Etsudo looked up, surprised as Cayenne allowed a limited amount of access to the ship’s lamina.
“We’re not allowed in, we’re going to hover in the periphery. Any movement and we’ll be reclassified as enemy combatants,” Cayenne told them. She sounded annoyed. “We get the privelege of watching this battle from a distance. Which means you two will be getting into a pod and leaving here, I can’t take the risk of you trying to trap me again. And believe me, I’m being nice, I should have vented the air locks on you.”
Leave and go where? Etsudo wondered. “You sound eager to get into the fray,” he said.
“Piper just died.” Cayenne looked around. “She took the Wuxing Hao , now it’s just debris.”
“One ship against the Hongguo, what were you thinking?” Etsudo asked.
“Trying to run the blockade,” Cayenne said with a sad smile. “Trying to warn the humans out in the forty-eight worlds that the Satrapy was heading to exterminate us all.”
Etsudo looked at her. “That’s a big assumption.”
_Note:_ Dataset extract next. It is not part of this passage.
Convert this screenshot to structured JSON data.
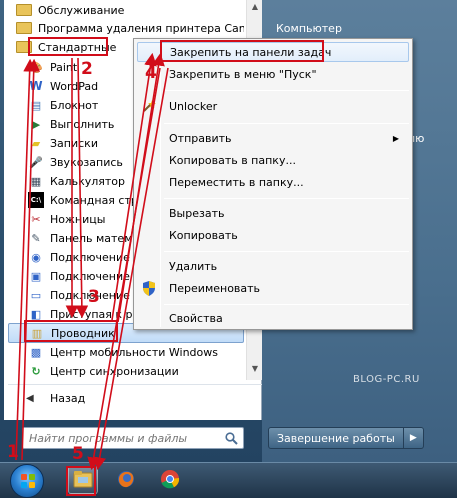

“They’re destroying the only armed human force they know of, they’ve completely taken over the Hongguo for their own needs. Look out there Etsudo, this isn’t a normal Hongguo operation.”
She was right. And in the lamina Etsudo watched the battle develop slowly.
Hongguo drones poured out through the security shield around the wormhole and madly accelerated out, hundreds of them destroyed as they smacked into new layers of chaff or mines the Ragamuffins had added to the shield.